LexiDB

Build

Required

Java JDK 12 (In the docker build we used OpenJDK not Oracle as it is licensed under GPLv2 + Classpath Exception). Further in the current docker image we build with Java JDK 12 alpine Operating System (OS), but run the LexiDB jar file using Java JDK 16 alpine OS from OpenJDK, the reason for using the Alpine OS is that it is smaller in size and tends to have fewer security vulnerabilities compared to other Operating Systems.
Gradle version 5.2

Build using the following command in the project directory;

$ gradle build

Deploy

Deploy locally;

$ java -jar build/libs/lexidb-2.0.jar /path/to/app.properties

Running on Docker

There is a docker instance of LexiDB which can be ran using the following command, this Docker instance was built from the Dockerfile:

docker run -it -p 127.0.0.1:3000:1189 --rm --init ghcr.io/ucrel/lexidb:latest

By default it uses the app.properties from ./src/main/resources/app.properties.

For more detail on the configuration settings within app.properties see the app properties section below.

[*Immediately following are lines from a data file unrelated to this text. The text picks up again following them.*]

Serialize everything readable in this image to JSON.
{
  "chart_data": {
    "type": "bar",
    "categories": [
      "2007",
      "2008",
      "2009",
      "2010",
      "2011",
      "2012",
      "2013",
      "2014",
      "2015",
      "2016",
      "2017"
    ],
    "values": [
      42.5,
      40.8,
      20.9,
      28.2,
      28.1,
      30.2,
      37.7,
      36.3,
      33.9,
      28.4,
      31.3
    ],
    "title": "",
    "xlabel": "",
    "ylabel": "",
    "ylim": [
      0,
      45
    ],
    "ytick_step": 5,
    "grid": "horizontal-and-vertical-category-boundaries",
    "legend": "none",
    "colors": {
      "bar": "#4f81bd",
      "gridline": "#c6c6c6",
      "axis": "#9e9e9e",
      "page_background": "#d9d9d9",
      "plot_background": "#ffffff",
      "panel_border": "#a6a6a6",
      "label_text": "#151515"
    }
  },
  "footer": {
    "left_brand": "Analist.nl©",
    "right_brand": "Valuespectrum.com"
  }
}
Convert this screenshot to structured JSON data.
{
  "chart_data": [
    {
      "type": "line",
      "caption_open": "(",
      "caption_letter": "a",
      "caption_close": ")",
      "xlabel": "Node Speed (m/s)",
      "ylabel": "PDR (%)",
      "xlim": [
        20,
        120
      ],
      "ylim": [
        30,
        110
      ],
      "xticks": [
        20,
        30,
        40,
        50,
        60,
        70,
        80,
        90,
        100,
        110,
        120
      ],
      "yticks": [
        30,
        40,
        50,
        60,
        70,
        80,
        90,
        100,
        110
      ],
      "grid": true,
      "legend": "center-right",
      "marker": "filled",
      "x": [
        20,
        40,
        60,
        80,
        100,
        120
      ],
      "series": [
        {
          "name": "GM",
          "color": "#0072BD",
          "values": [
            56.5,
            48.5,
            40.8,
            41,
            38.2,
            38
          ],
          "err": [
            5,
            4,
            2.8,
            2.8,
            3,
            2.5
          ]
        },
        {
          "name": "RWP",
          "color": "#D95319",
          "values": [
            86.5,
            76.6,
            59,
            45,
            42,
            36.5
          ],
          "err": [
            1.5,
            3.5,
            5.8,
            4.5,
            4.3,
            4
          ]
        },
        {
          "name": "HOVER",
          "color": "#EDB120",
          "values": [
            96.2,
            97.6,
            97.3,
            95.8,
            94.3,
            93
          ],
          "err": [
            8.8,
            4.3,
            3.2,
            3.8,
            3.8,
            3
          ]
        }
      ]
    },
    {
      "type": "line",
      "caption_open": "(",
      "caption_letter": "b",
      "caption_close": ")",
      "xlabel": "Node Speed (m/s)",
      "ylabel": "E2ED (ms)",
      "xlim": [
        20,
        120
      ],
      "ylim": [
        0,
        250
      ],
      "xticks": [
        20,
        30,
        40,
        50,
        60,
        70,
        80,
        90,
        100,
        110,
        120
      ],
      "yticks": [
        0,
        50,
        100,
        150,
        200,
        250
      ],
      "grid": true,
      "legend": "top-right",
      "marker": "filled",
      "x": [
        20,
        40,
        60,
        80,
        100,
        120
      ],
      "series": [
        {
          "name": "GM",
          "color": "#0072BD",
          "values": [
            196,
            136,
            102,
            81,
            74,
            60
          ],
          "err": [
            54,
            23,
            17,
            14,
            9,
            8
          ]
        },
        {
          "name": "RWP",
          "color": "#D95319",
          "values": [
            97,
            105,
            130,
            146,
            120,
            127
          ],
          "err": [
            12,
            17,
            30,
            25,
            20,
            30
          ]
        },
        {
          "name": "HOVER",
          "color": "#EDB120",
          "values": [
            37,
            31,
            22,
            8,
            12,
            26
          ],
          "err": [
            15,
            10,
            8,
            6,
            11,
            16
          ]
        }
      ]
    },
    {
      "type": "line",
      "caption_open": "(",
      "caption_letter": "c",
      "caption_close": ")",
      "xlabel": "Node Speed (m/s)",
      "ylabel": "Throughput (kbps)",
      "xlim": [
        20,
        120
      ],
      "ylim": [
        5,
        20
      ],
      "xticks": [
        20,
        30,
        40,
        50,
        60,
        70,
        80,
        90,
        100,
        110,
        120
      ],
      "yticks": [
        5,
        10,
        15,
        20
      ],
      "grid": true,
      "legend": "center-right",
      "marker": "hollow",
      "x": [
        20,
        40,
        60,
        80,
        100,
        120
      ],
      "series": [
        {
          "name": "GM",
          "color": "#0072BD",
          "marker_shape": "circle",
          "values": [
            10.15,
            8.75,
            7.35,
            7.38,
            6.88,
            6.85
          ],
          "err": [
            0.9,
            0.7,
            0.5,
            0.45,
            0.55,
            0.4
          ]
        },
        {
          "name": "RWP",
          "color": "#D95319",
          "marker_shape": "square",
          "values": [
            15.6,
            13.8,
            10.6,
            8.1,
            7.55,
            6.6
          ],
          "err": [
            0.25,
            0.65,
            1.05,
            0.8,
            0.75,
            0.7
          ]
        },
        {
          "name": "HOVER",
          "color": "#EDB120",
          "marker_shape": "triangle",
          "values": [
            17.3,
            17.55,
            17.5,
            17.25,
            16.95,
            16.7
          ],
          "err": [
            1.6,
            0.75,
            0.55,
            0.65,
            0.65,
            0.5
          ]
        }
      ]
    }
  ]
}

Custom docker run command examples

Different memory settings

To run the docker instance with a custom java maximum memory allocation of 6GB:

docker run -it -p 127.0.0.1:3000:1189 --init --entrypoint "java" --rm ghcr.io/ucrel/lexidb:latest -Xmx6g -jar lexidb-2.0.jar ./app.properties

To run the docker instance with a custom java maximum memory allocation of 6GB and total docker memory usage of 8GB:

docker run -it -p 127.0.0.1:3000:1189 --init --entrypoint "java" --memory=8g --memory-swap=8g --rm ghcr.io/ucrel/lexidb:latest -Xmx6g -jar lexidb-2.0.jar ./app.properties

Formatting / Importing data

If you would like to import data into LexiDB without having to use the web API, you can do this through the java insert script. The java insert script converts the data files you want to import into a format that LexiDB can read. The insert script takes 4 arguments:

File path to a app.properties file.
Name of the corpus / database. This is equivalent to the name of the database in a MySQL database.
File path to the corpus configuration file.
File path to the files to insert. The files are expected to be in tsv format, for more information on the format of the files see this guide.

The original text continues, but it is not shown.